Al mismo tiempo, las derrotas aplastantes en Kabul y en la península de Crimea habían demostrado que las tropas de la Corona no eran ni de lejos tan invencibles como habían creído, y el rencor de príncipes y sacerdotes se filtró en el país y en sus gentes, se extendió y comenzó a fermentar bajo el sol.

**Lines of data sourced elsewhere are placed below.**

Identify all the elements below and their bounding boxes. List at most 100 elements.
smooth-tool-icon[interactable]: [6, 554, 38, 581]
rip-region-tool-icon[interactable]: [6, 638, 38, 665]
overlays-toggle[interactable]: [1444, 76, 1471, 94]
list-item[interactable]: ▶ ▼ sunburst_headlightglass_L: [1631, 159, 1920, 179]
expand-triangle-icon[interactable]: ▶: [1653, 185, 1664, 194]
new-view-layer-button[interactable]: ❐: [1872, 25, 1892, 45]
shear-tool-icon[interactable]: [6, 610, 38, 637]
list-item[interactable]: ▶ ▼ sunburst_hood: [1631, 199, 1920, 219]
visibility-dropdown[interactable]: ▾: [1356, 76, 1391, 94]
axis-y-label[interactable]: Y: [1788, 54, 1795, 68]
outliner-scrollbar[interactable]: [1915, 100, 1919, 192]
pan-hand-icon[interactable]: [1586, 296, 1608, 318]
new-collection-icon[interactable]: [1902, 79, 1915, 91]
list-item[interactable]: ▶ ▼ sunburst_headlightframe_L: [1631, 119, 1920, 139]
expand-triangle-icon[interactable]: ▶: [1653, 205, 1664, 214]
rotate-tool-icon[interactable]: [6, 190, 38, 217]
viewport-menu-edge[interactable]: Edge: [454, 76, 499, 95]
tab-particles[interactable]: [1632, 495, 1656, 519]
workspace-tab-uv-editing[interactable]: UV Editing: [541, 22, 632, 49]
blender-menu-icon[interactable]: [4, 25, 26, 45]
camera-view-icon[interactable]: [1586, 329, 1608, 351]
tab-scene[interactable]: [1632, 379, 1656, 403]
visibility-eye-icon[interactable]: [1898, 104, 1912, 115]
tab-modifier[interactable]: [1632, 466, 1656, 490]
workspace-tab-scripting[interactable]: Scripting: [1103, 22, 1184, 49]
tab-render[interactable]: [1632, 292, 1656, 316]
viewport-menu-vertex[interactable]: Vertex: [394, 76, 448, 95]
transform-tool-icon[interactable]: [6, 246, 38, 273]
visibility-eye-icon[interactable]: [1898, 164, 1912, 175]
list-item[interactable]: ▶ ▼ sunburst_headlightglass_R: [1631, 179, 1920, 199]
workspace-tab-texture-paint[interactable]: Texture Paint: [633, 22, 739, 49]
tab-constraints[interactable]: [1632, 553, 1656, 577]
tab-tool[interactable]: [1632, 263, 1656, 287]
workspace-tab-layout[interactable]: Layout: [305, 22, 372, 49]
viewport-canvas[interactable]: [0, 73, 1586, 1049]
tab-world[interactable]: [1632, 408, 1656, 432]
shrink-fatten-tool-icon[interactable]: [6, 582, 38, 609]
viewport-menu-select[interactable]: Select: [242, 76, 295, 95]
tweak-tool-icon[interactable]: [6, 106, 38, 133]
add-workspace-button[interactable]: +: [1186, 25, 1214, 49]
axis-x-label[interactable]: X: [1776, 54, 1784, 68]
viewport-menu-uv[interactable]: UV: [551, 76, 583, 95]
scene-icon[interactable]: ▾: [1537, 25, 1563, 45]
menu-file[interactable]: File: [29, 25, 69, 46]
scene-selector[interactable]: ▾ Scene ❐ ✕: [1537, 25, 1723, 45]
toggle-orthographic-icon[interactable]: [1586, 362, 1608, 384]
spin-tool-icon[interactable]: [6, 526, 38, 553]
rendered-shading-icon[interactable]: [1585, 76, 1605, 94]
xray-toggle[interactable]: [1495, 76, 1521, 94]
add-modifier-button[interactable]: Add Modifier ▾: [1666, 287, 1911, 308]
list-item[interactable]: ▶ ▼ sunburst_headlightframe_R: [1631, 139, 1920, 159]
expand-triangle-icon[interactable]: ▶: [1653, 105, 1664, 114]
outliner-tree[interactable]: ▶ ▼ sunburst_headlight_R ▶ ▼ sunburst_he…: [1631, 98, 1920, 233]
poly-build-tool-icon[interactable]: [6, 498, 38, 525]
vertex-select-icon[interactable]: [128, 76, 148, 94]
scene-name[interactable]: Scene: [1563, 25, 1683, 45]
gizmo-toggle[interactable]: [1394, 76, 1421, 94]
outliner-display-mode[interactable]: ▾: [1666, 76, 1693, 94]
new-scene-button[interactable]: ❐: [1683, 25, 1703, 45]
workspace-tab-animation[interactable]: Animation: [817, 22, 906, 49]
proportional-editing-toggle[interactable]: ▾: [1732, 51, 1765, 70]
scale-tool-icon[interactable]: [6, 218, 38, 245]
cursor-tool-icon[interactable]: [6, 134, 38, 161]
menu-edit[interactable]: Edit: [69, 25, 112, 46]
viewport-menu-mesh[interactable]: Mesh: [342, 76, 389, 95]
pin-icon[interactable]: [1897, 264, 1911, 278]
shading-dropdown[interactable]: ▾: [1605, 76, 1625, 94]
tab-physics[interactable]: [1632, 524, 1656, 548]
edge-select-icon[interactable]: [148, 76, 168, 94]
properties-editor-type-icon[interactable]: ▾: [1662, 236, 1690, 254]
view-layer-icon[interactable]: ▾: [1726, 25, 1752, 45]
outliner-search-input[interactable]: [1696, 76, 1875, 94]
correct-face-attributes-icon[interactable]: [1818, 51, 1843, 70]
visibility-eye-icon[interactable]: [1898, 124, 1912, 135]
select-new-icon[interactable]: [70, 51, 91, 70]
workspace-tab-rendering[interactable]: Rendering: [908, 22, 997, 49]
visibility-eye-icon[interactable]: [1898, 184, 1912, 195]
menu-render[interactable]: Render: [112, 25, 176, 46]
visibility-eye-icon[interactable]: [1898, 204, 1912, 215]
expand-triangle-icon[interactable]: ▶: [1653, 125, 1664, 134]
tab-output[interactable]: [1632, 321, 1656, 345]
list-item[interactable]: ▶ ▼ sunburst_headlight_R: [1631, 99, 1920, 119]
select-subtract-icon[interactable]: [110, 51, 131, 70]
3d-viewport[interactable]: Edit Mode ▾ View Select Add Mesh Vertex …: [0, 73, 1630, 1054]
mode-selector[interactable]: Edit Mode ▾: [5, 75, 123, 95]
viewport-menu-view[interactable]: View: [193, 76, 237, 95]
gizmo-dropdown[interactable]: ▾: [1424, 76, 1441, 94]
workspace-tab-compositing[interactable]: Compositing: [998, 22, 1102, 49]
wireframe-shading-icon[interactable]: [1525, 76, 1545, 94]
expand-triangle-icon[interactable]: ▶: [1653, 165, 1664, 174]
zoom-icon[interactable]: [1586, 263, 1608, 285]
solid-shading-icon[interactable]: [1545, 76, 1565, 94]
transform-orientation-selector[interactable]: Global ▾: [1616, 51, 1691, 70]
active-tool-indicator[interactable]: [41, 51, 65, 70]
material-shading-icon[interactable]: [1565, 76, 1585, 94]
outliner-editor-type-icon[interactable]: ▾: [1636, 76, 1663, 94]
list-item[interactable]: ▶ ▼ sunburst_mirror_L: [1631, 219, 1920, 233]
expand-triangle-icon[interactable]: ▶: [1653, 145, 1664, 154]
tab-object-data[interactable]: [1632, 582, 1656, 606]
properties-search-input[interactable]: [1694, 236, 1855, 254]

Era un fantástico día de primavera. El viento de las montañas empujaba a lo más alto del cielo los blancos jirones de las nubes, demasiado finas para soportar el calor del sol. Había llovido por la noche y las gotas de agua se deslizaban por las hojas de las matas de té de color verde intenso que se balanceaban ociosas con el viento. Ian observaba a Tientsin cortar, a modo de prueba, el brote superior de una mata, examinarlo detenidamente y olisquearlo. Una mariposa de colores que revoloteaba como ebria por encima de las flores blancas y sedosas captó por unos instantes la atención de Ian, que sonrió. El invierno anterior había dado un estirón y era muy alto para sus doce años. El día anterior su madre se había dado cuenta de que los pantalones no le llegaban ya ni a los tobillos y, con un suspiro, le había rogado a Mira Devi que consiguiera tela en el pueblo para unos nuevos. Por esa razón tenía un ligero remordimiento de conciencia. Sabía que en menos de medio año él y Emily tendrían otro hermanito. Por ello su madre se sentía desde hacía unas cuantas semanas frecuentemente indispuesta, y deseaba ahorrarle todo el trabajo posible.